People take trees for granted until one falls on your house or car. You are miserably warm on a summer day and over there beckons a shade tree. Wow--I never knew that tree bloomed in the spring! What are those breathtaking orange trees in the autumn woods?
Deciduous tree leaves appear in nearly every color of the rainbow before they are released from the tree as the cold days of winter approach. Today, most of the trees are still in dormancy, but some now have a green cast or enlarged buds at the end of branches showing the tree is firing up for spring.
Stand back in awe and study the framework of the woody perennial before the leaves unfold and hide most branches, leaving only the exposed trunk. Know that three hundred and fifty million years ago the first big tree appeared. Christened Archaeopteris, this ancient had an elaborate root system, thick woody trunk at the base that tapered high in the sky to a “Christmas tree” with branches and spore-producing fern-like leaves. The tree may have shed its leaves similar to today’s oak trees. It appears that Archaeopteris spread to every land mass on the Earth, but as the climate changed, the tree disappeared, leaving its closest descendants, the mosses, and related seed-forming trees alive today.
The naked tree reveals the history of its life. Nothing hides the scars, bent limbs, interesting lumps and bumps, texture of the bark, surface roots, embrace of vines, or structure shaped by plant competition, wind, fires, weather or soil. Take a breath. Try in your mind to replicate the upright horizontal anatomy then plunge it upside down into the ground, fanning the trunk and branches out in a vertical circle. Most tree roots live in the top 18 inches of soil, but in the best of conditions extend down 20 feet. Unless you have a Prosopis species (Mesquite tree) which can send roots down 200 feet, or live in South Africa and spend your days wondering about the wild fig tree with penetrating 400 foot-long roots.
Tree roots grow in spurts in spring, summer and fall. They calm down in winter unless the soil temps remain above 40 degrees F. In that case, they slowly keep growing, which is why it is recommended trees be planted in late fall to early spring. Nothing happening above ground, but the roots are going to town below.
Trees have distinctive profiles and branch orientations. They may prefer single or multiple trunks covered with smooth, shaggy or rugged light or dark bark. Trees range widely in size. Using some of these characteristics can help identify a tree minus leaves, flowers or fruit.
The American Elm is a V-shaped tree, composed of limbs that spread up and out from their attachment to the trunk. The elder elm has deep fissured dark bark. Pin oak has a grayish thin ridged bark and forms a pyramid shape. Honeylocust thorns sprout from the trunk and base of branches. The Bur Oak likes to grow into a symmetrical round ball, if possible. Light brown bark covers the thick tree trunk. Spreading wide but not too tall are the redbud and dogwood. River birch has multiple trunks with reddish flaky bark with age forming scales and plates. The American Sycamore has flaky but quite light bark and far surpasses the river birch in height.

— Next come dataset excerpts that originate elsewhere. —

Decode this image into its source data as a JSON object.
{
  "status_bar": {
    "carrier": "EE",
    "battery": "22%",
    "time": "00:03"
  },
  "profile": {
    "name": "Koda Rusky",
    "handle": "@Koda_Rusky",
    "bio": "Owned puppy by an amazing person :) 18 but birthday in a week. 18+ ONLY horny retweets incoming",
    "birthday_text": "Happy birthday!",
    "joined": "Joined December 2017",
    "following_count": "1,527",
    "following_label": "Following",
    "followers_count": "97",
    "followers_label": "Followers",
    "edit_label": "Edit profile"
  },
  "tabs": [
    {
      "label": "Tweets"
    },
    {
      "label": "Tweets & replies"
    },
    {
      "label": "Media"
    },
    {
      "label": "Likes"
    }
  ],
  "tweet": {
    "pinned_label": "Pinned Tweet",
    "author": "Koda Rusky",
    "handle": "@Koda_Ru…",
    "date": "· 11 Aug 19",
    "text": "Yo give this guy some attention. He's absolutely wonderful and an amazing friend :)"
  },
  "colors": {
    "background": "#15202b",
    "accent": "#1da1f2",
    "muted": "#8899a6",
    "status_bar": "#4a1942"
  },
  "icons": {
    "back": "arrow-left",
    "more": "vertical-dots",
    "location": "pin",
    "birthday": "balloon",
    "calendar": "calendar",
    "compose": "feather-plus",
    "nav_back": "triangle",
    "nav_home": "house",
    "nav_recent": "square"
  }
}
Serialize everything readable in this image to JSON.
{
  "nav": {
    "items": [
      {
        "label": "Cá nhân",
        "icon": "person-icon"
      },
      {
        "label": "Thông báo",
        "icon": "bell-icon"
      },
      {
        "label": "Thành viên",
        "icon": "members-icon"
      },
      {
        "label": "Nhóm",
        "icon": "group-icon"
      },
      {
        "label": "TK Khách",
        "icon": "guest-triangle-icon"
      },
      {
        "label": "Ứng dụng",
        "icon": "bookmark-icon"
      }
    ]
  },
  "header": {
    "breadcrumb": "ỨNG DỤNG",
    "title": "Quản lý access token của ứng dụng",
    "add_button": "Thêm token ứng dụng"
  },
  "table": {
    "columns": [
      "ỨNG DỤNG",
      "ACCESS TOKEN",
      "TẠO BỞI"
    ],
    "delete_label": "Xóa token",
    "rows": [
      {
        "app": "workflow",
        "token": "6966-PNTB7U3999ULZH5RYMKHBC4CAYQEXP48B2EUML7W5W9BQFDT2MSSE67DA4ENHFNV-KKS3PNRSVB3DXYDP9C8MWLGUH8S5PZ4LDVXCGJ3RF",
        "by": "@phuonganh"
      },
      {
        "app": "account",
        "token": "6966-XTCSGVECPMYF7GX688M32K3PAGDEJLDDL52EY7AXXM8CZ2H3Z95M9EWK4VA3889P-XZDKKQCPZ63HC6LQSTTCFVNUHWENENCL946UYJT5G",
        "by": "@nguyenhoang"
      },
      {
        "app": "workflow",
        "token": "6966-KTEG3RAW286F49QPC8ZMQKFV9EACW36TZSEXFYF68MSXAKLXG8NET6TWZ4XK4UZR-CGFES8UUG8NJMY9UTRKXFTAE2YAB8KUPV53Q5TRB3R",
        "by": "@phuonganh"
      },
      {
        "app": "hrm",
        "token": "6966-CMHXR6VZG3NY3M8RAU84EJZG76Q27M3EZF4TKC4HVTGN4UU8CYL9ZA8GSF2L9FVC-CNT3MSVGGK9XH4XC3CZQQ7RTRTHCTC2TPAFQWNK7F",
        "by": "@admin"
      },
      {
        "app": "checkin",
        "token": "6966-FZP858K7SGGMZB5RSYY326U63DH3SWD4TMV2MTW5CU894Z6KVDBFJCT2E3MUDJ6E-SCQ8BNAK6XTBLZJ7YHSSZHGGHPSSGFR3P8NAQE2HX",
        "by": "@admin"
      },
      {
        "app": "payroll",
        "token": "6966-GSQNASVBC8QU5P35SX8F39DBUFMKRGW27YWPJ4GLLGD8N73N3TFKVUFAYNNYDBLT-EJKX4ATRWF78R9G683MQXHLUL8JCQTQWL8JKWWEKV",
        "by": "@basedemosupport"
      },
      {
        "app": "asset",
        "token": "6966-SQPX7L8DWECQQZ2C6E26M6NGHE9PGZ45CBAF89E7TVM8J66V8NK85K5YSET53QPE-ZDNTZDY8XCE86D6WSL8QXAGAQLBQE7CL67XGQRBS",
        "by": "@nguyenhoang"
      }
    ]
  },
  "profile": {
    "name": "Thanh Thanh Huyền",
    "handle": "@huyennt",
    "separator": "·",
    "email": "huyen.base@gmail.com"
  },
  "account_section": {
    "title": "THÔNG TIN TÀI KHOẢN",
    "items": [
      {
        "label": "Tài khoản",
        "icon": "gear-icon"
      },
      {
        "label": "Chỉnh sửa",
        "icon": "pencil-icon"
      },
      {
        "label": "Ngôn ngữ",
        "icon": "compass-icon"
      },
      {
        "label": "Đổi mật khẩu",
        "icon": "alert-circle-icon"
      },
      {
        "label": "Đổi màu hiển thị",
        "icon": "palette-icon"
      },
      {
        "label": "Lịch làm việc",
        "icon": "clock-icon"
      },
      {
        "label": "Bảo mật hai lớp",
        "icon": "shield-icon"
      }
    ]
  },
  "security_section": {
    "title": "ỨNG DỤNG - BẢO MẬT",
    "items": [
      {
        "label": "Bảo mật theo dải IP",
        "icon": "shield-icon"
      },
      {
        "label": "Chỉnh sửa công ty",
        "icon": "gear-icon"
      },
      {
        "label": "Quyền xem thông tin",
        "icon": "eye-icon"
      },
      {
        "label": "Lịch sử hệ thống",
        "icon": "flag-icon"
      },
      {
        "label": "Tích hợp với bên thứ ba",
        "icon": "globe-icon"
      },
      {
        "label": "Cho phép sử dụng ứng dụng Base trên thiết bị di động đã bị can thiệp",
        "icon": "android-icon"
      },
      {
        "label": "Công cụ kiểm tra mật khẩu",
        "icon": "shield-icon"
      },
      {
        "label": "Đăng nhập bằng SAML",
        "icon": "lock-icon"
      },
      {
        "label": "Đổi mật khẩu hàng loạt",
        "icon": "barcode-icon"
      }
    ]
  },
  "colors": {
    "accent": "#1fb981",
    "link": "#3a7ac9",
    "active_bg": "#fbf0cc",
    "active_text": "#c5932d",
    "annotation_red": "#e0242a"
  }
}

Trees reflect where they live. In many neighborhoods, broken or injured branches are removed, fertilizer and water may be applied and the tree usually experiences little competition from other plants, except grass.
Growing all by itself next to a dirt road in McBaine, Missouri is one huge Bur Oak. This old oak has survived fires, floods and the Civil War. Estimated to be between 300 to 400 years old, the tree is 74 feet tall and 129 feet wide with a circumference of 295 inches. Six generations of the Williamson family have cared for old Methuselah. They call themselves “Keeper of the Tree.” During the last drought the oak was given several thousand gallons of water. What a tree. What a family.
In forests, trees compete for space, light and water. Grapes and other vines crawl up trunks while animals make homes and nests in roots, the main stem or branches. Cross Timbers is a great area for tree watching since it is a mosaic of prairies and woodlands. Oak trees often grow as independent entities in open areas and develop spectacular canopies. In wooded areas, dense clusters of oaks weave and intertwine branches together to form impenetrable thickets.
The spring brings a bonus for tree spotters. Flowers decorate bare branches as living ornaments. Keep an eye out for the redbuds, plums (especially sand plums), dogwoods and other natives. They’re beautiful this time of year.
The unique tree in the picture grows in Shawnee. What a survivor.